BAG: Kein Mitbestimmungsrecht von Arbeitgeber und Betriebsrat bei gewerkschaftlichen Aktionen

Der Fall

In einer Klinik war es am „Internationalen Tag der Pflege“ im Mai 2017 zu einem Konflikt zwischen gewerkschaftlich organisierten Arbeitnehmern und der Unternehmensführung gekommen. Der Grund dafür? Ein Informationsstand auf dem Klinikgelände, an dem die Gewerkschaft auf den Fachkräftemangel aufmerksam machen wollte und der ihr vom Arbeitgeber zukünftig untersagt wurde. Um der Gewerkschaft zu helfen, schritt der Betriebsrat ein. Dieser machte geltend, die Anordnung der Pflegedienstleitung sei als eine das Ordnungsverhalten betreffende Maßnahme nach § 87 Abs. 1 Nr. 1 BetrVG mitbestimmungspflichtig. Die Betriebsparteien seien befugt, die nähere Ausgestaltung vergleichbarer Aktionen von gewerkschaftlich organisierten Arbeitnehmern im Betrieb zu regeln.

Die Entscheidung

Nachdem die ersten Instanzen die Klage abgewiesen hatten, befasste sich das Bundesarbeitsgericht in seiner Entscheidung vom 28.07.2020 (Az.: 1 ABR 41/18) mit dem Fall und verneinte sowohl ein wie auch immer ausgestaltetes Mitbestimmungsrecht des Betriebsrates als auch ein Regelungsrecht des Arbeitgebers. Bei seiner Begründung berief sich das Gericht direkt auf Art. 9 Abs. 3 GG.

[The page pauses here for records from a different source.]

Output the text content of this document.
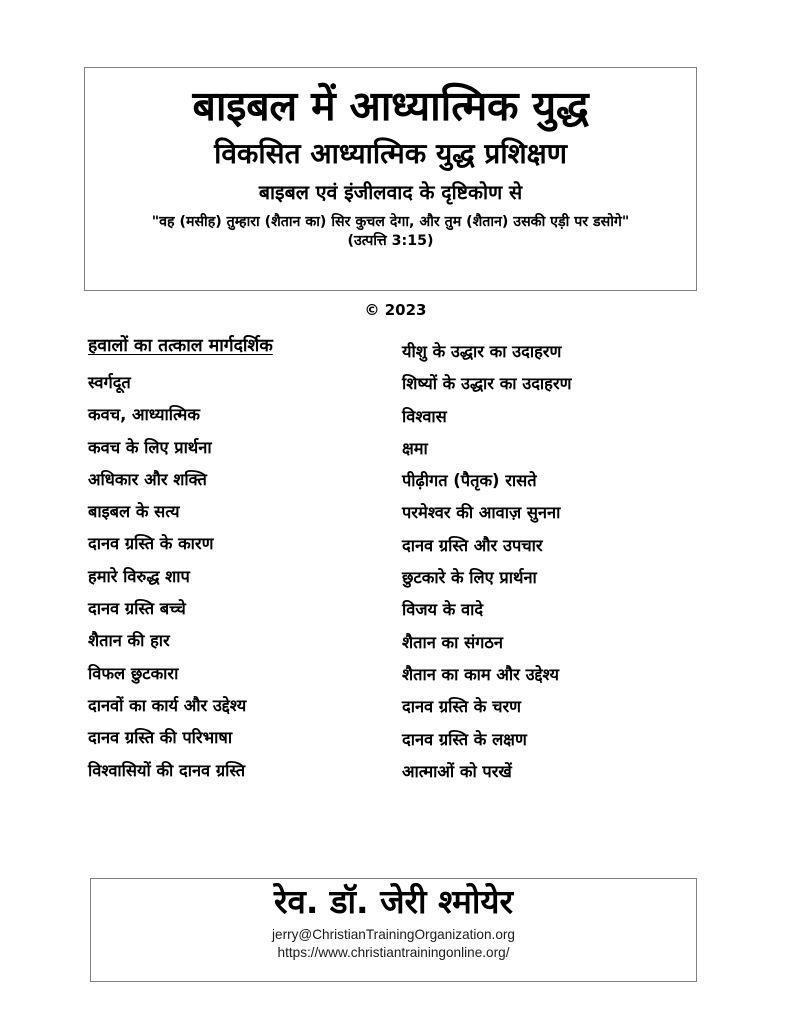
बाइबल में आध्यात्मिक युद्ध
विकसित आध्यात्मिक युद्ध प्रशिक्षण
बाइबल एवं इंजीलवाद के दृष्टिकोण से
"वह (मसीह) तुम्हारा (शैतान का) सिर कुचल देगा, और तुम (शैतान) उसकी एड़ी पर डसोगे"
(उत्पत्ति 3:15)
© 2023
हवालों का तत्काल मार्गदर्शिक
स्वर्गदूत
कवच, आध्यात्मिक
कवच के लिए प्रार्थना
अधिकार और शक्ति
बाइबल के सत्य
दानव ग्रस्ति के कारण
हमारे विरुद्ध शाप
दानव ग्रस्ति बच्चे
शैतान की हार
विफल छुटकारा
दानवों का कार्य और उद्देश्य
दानव ग्रस्ति की परिभाषा
विश्वासियों की दानव ग्रस्ति
यीशु के उद्धार का उदाहरण
शिष्यों के उद्धार का उदाहरण
विश्वास
क्षमा
पीढ़ीगत (पैतृक) रासते
परमेश्वर की आवाज़ सुनना
दानव ग्रस्ति और उपचार
छुटकारे के लिए प्रार्थना
विजय के वादे
शैतान का संगठन
शैतान का काम और उद्देश्य
दानव ग्रस्ति के चरण
दानव ग्रस्ति के लक्षण
आत्माओं को परखें
रेव. डॉ. जेरी श्मोयेर
jerry@ChristianTrainingOrganization.org
https://www.christiantrainingonline.org/
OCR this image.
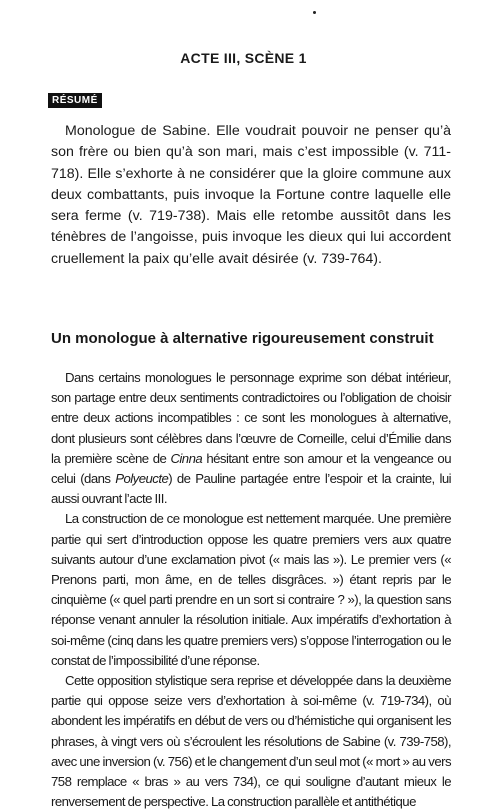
ACTE III, SCÈNE 1
RÉSUMÉ

Monologue de Sabine. Elle voudrait pouvoir ne penser qu’à son frère ou bien qu’à son mari, mais c’est impossible (v. 711-718). Elle s’exhorte à ne considérer que la gloire commune aux deux combattants, puis invoque la Fortune contre laquelle elle sera ferme (v. 719-738). Mais elle retombe aussitôt dans les ténèbres de l’angoisse, puis invoque les dieux qui lui accordent cruellement la paix qu’elle avait désirée (v. 739-764).

Un monologue à alternative rigoureusement construit

Dans certains monologues le personnage exprime son débat intérieur, son partage entre deux sentiments contradictoires ou l’obligation de choisir entre deux actions incompatibles : ce sont les monologues à alternative, dont plusieurs sont célèbres dans l’œuvre de Corneille, celui d’Émilie dans la première scène de Cinna hésitant entre son amour et la vengeance ou celui (dans Polyeucte) de Pauline partagée entre l’espoir et la crainte, lui aussi ouvrant l’acte III.

La construction de ce monologue est nettement marquée. Une première partie qui sert d’introduction oppose les quatre premiers vers aux quatre suivants autour d’une exclamation pivot (« mais las »). Le premier vers (« Prenons parti, mon âme, en de telles disgrâces. ») étant repris par le cinquième (« quel parti prendre en un sort si contraire ? »), la question sans réponse venant annuler la résolution initiale. Aux impératifs d’exhortation à soi-même (cinq dans les quatre premiers vers) s’oppose l’interrogation ou le constat de l’impossibilité d’une réponse.

Cette opposition stylistique sera reprise et développée dans la deuxième partie qui oppose seize vers d’exhortation à soi-même (v. 719-734), où abondent les impératifs en début de vers ou d’hémistiche qui organisent les phrases, à vingt vers où s’écroulent les résolutions de Sabine (v. 739-758), avec une inversion (v. 756) et le changement d’un seul mot (« mort » au vers 758 remplace « bras » au vers 734), ce qui souligne d’autant mieux le renversement de perspective. La construction parallèle et antithétique
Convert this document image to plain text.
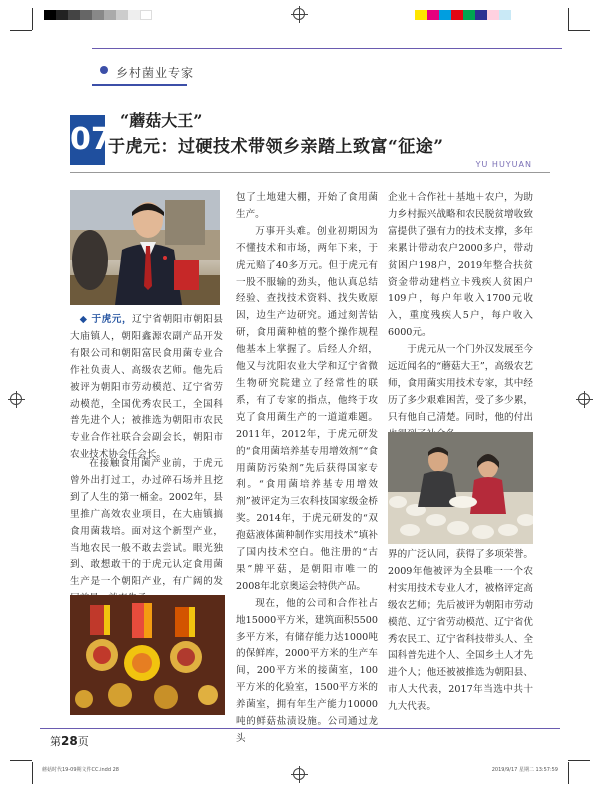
乡村菌业专家
07
“蘑菇大王”
于虎元：过硬技术带领乡亲踏上致富“征途”
YU HUYUAN

◆ 于虎元，辽宁省朝阳市朝阳县大庙镇人，朝阳鑫源农副产品开发有限公司和朝阳富民食用菌专业合作社负责人、高级农艺师。他先后被评为朝阳市劳动模范、辽宁省劳动模范，全国优秀农民工，全国科普先进个人；被推选为朝阳市农民专业合作社联合会副会长，朝阳市农业技术协会任会长。

在接触食用菌产业前，于虎元曾外出打过工，办过碎石场并且挖到了人生的第一桶金。2002年，县里推广高效农业项目，在大庙镇搞食用菌栽培。面对这个新型产业，当地农民一般不敢去尝试。眼光独到、敢想敢干的于虎元认定食用菌生产是一个朝阳产业，有广阔的发

包了土地建大棚，开始了食用菌生产。

万事开头难。创业初期因为不懂技术和市场，两年下来，于虎元赔了40多万元。但于虎元有一股不服输的劲头，他认真总结经验、查找技术资料、找失败原因，边生产边研究。通过刻苦钻研，食用菌种植的整个操作规程他基本上掌握了。后经人介绍，他又与沈阳农业大学和辽宁省微生物研究院建立了经常性的联系，有了专家的指点，他终于攻克了食用菌生产的一道道难题。2011年，2012年，于虎元研发的“食用菌培养基专用增效剂”“食用菌防污染剂”先后获得国家专利。“食用菌培养基专用增效剂”被评定为三农科技国家级金桥奖。2014年，于虎元研发的“双孢菇液体菌种制作实用技术”填补了国内技术空白。他注册的“古果”牌平菇，是朝阳市唯一的2008年北京奥运会特供产品。

现在，他的公司和合作社占地15000平方米，建筑面积5500多平方米，有储存能力达1000吨的保鲜库，2000平方米的生产车间，200平方米的接菌室，100平方米的化验室，1500平方米的养菌室，拥有年生产能力10000吨的鲜菇盐渍设施。公司通过龙头

企业＋合作社＋基地＋农户，为助力乡村振兴战略和农民脱贫增收致富提供了强有力的技术支撑，多年来累计带动农户2000多户，带动贫困户198户，2019年整合扶贫资金带动建档立卡残疾人贫困户109户，每户年收入1700元收入，重度残疾人5户，每户收入6000元。

于虎元从一个门外汉发展至今远近闻名的“蘑菇大王”，高级农艺师，食用菌实用技术专家，其中经历了多少艰难困苦，受了多少累，只有他自己清楚。同时，他的付出

界的广泛认同，获得了多项荣誉。2009年他被评为全县唯一一个农村实用技术专业人才，被格评定高级农艺师；先后被评为朝阳市劳动模范、辽宁省劳动模范、辽宁省优秀农民工、辽宁省科技带头人、全国科普先进个人、全国乡土人才先进个人；他还被被推选为朝阳县、市人大代表，2017年当选中共十九大代表。

第28页
蘑菇时代19-09期文件CC.indd 28	2019/9/17 星期二 13:57:59
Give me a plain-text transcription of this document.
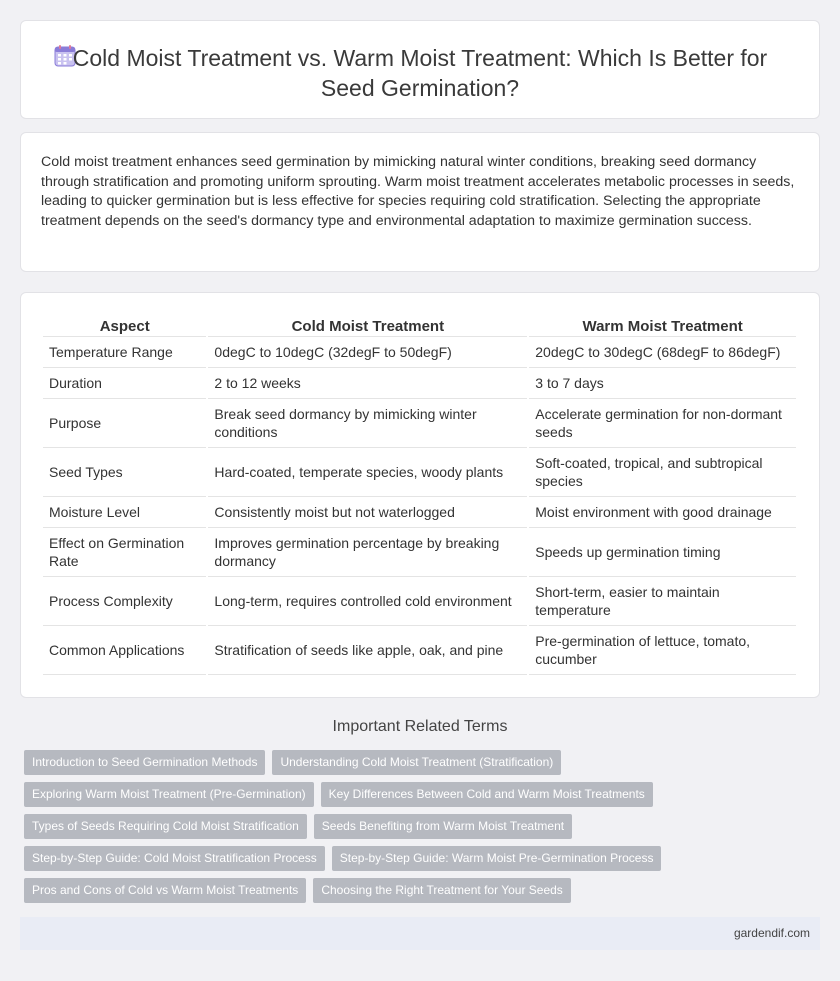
Cold Moist Treatment vs. Warm Moist Treatment: Which Is Better for Seed Germination?

Cold moist treatment enhances seed germination by mimicking natural winter conditions, breaking seed dormancy through stratification and promoting uniform sprouting. Warm moist treatment accelerates metabolic processes in seeds, leading to quicker germination but is less effective for species requiring cold stratification. Selecting the appropriate treatment depends on the seed's dormancy type and environmental adaptation to maximize germination success.

Aspect	Cold Moist Treatment	Warm Moist Treatment
Temperature Range	0degC to 10degC (32degF to 50degF)	20degC to 30degC (68degF to 86degF)
Duration	2 to 12 weeks	3 to 7 days
Purpose	Break seed dormancy by mimicking winter conditions	Accelerate germination for non-dormant seeds
Seed Types	Hard-coated, temperate species, woody plants	Soft-coated, tropical, and subtropical species
Moisture Level	Consistently moist but not waterlogged	Moist environment with good drainage
Effect on Germination Rate	Improves germination percentage by breaking dormancy	Speeds up germination timing
Process Complexity	Long-term, requires controlled cold environment	Short-term, easier to maintain temperature
Common Applications	Stratification of seeds like apple, oak, and pine	Pre-germination of lettuce, tomato, cucumber
Important Related Terms
Introduction to Seed Germination Methods	Understanding Cold Moist Treatment (Stratification)
Exploring Warm Moist Treatment (Pre-Germination)	Key Differences Between Cold and Warm Moist Treatments
Types of Seeds Requiring Cold Moist Stratification	Seeds Benefiting from Warm Moist Treatment
Step-by-Step Guide: Cold Moist Stratification Process	Step-by-Step Guide: Warm Moist Pre-Germination Process
Pros and Cons of Cold vs Warm Moist Treatments	Choosing the Right Treatment for Your Seeds
gardendif.com
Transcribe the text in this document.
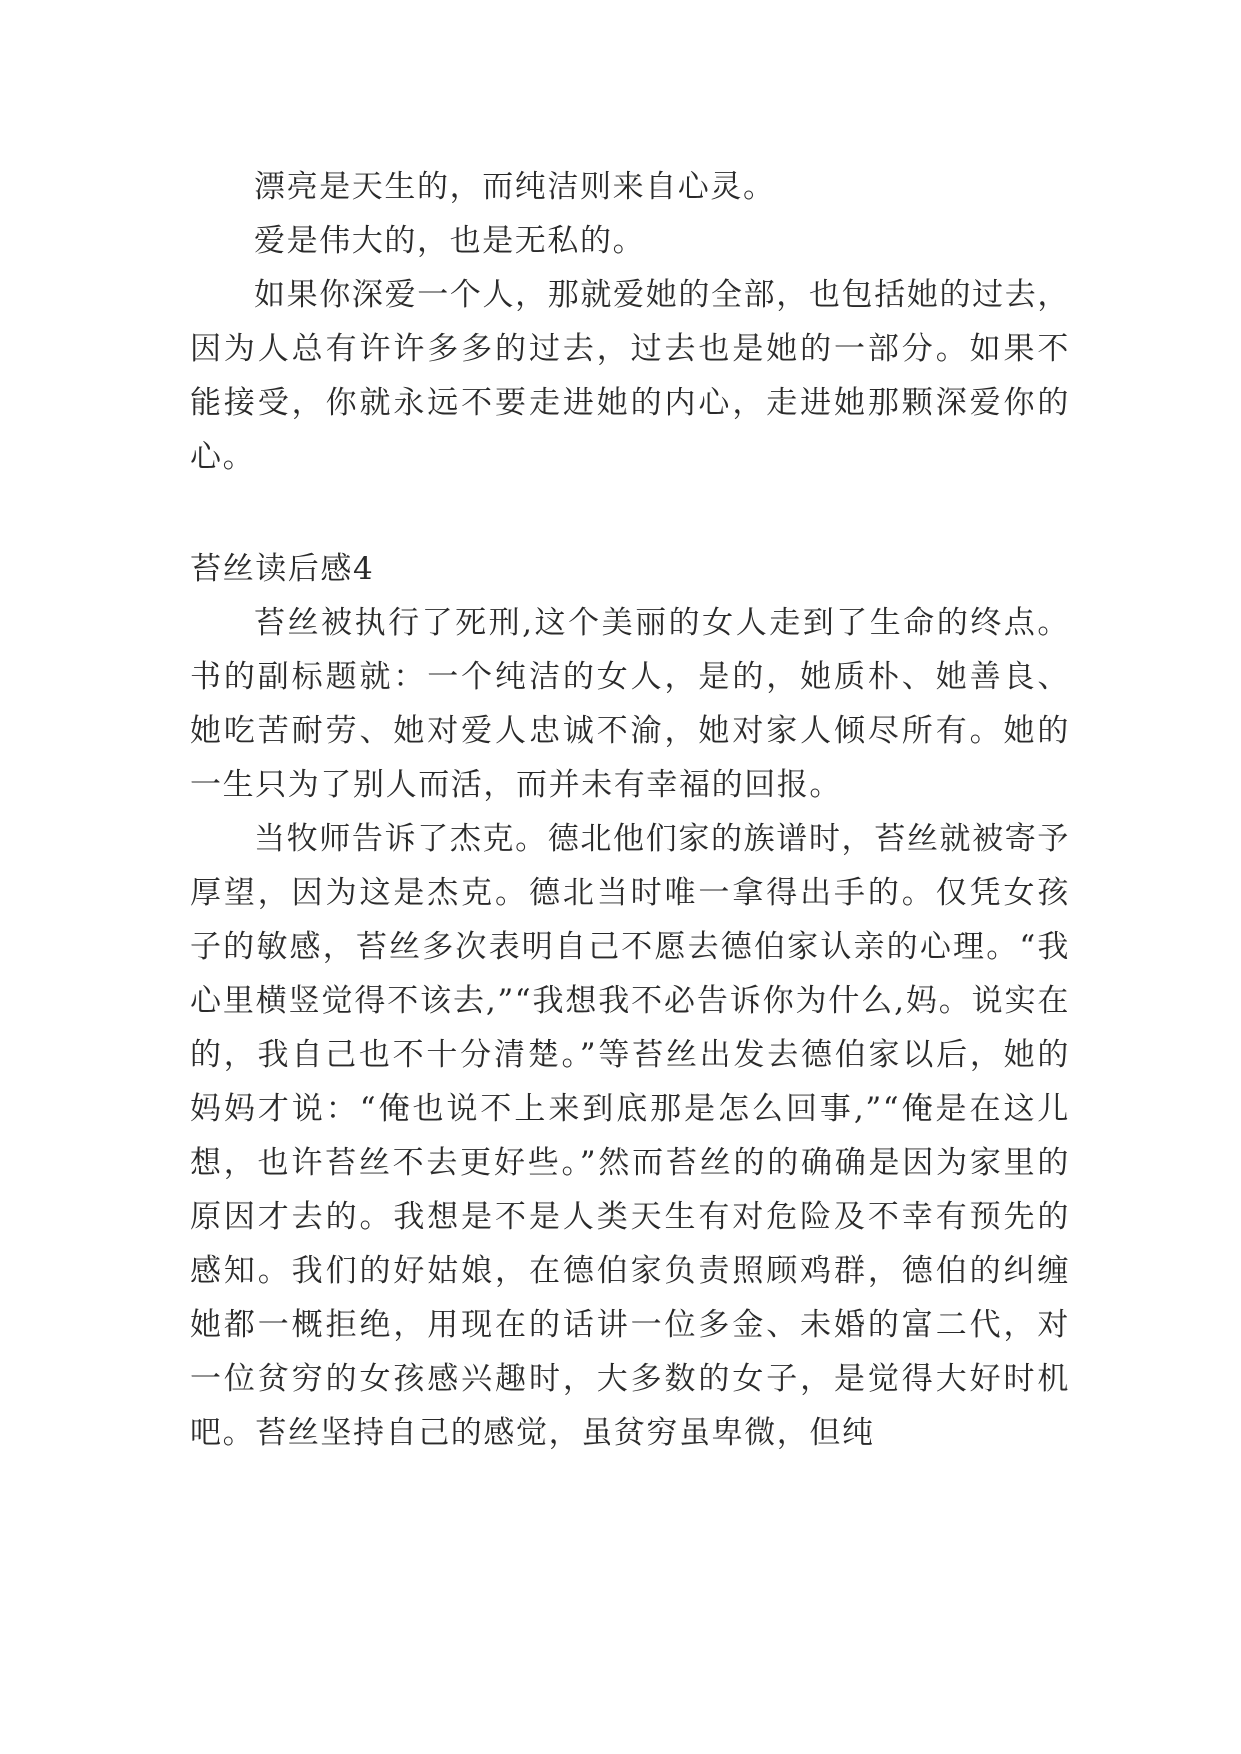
漂亮是天生的，而纯洁则来自心灵。

爱是伟大的，也是无私的。

如果你深爱一个人，那就爱她的全部，也包括她的过去，因为人总有许许多多的过去，过去也是她的一部分。如果不能接受，你就永远不要走进她的内心，走进她那颗深爱你的心。

苔丝读后感4

苔丝被执行了死刑,这个美丽的女人走到了生命的终点。书的副标题就：一个纯洁的女人，是的，她质朴、她善良、她吃苦耐劳、她对爱人忠诚不渝，她对家人倾尽所有。她的一生只为了别人而活，而并未有幸福的回报。

当牧师告诉了杰克。德北他们家的族谱时，苔丝就被寄予厚望，因为这是杰克。德北当时唯一拿得出手的。仅凭女孩子的敏感，苔丝多次表明自己不愿去德伯家认亲的心理。“我心里横竖觉得不该去,”“我想我不必告诉你为什么,妈。说实在的，我自己也不十分清楚。”等苔丝出发去德伯家以后，她的妈妈才说：“俺也说不上来到底那是怎么回事,”“俺是在这儿想，也许苔丝不去更好些。”然而苔丝的的确确是因为家里的原因才去的。我想是不是人类天生有对危险及不幸有预先的感知。我们的好姑娘，在德伯家负责照顾鸡群，德伯的纠缠她都一概拒绝，用现在的话讲一位多金、未婚的富二代，对一位贫穷的女孩感兴趣时，大多数的女子，是觉得大好时机吧。苔丝坚持自己的感觉，虽贫穷虽卑微，但纯
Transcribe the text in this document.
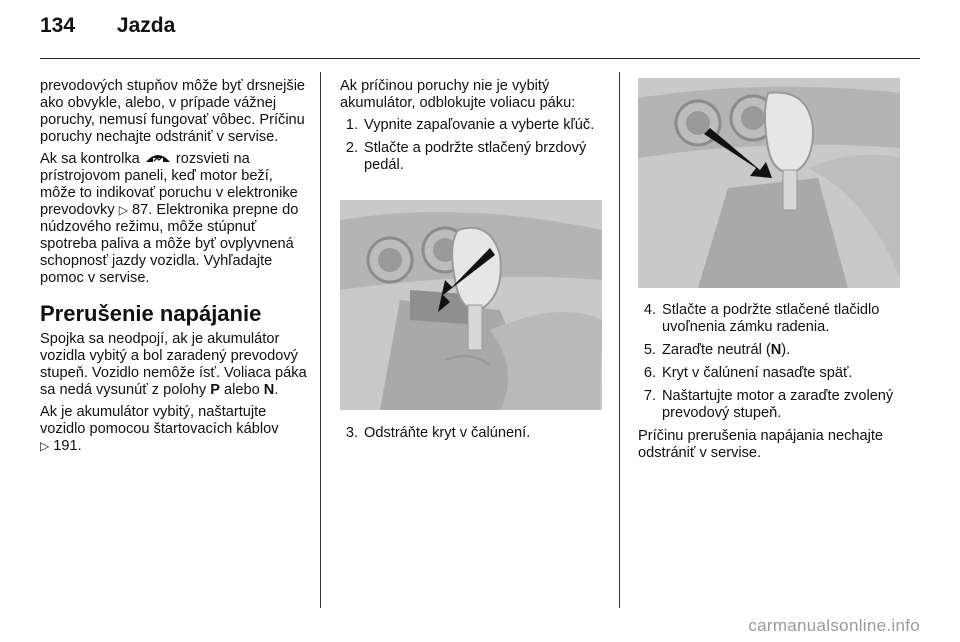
134 Jazda

prevodových stupňov môže byť drsnejšie ako obvykle, alebo, v prípade vážnej poruchy, nemusí fungovať vôbec. Príčinu poruchy nechajte odstrániť v servise.

Ak sa kontrolka rozsvieti na prístrojovom paneli, keď motor beží, môže to indikovať poruchu v elektronike prevodovky ▷ 87. Elektronika prepne do núdzového režimu, môže stúpnuť spotreba paliva a môže byť ovplyvnená schopnosť jazdy vozidla. Vyhľadajte pomoc v servise.

Prerušenie napájanie

Spojka sa neodpojí, ak je akumulátor vozidla vybitý a bol zaradený prevodový stupeň. Vozidlo nemôže ísť. Voliaca páka sa nedá vysunúť z polohy P alebo N.

Ak je akumulátor vybitý, naštartujte vozidlo pomocou štartovacích káblov
▷ 191.

Ak príčinou poruchy nie je vybitý akumulátor, odblokujte voliacu páku:

1. Vypnite zapaľovanie a vyberte kľúč.
2. Stlačte a podržte stlačený brzdový pedál.
3. Odstráňte kryt v čalúnení.
4. Stlačte a podržte stlačené tlačidlo uvoľnenia zámku radenia.
5. Zaraďte neutrál (N).
6. Kryt v čalúnení nasaďte späť.
7. Naštartujte motor a zaraďte zvolený prevodový stupeň.

Príčinu prerušenia napájania nechajte odstrániť v servise.

carmanualsonline.info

Art. 9 Abs. 3 GG schützt das Recht, zur Wahrung und Förderung der Arbeits- und Wirtschaftsbedingungen Vereinigungen zu bilden. Dazu führte das Gericht aus, diese Gewährleistung beziehe sich auch auf das Recht, als einzelnes Mitglied einer Vereinigung aktiv an der verfassungsrechtlich geschützten Koalitionstätigkeit teilzunehmen. Wer sich darum bemühe, die eigene Vereinigung durch Mitgliederzuwachs zu stärken, indem er andere zum Beitritt zu gewinnen versuche, nehme das Grundrecht der Koalitionsfreiheit wahr. Gleiches gelte auch, wenn er Dritte über die auf die Erreichung des Koalitionszwecks in Form einer Verbesserung der Arbeitsbedingungen gerichteten Tätigkeiten der Vereinigung informiere und dadurch deren Aktivitäten unterstützt.

Praktische Konkordanz

Das Bundesarbeitsgericht führte weiterhin aus, kollidiere die gewählte Art und Weise der Mitgliederwerbung und der Information Dritter mit Rechtspositionen des Arbeitgebers aus Art. 14 Abs. 1, Art. 12 Abs. 1 und Art. 2 Abs. 1 GG, sei es Sache der Gerichte, diese kollidierenden Grundrechtspositionen in ihrer Wechselwirkung zu erfassen und nach dem Grundsatz der praktischen Konkordanz in Ausgleich zu bringen. Doch was muss man unter dem Begriff verstehen?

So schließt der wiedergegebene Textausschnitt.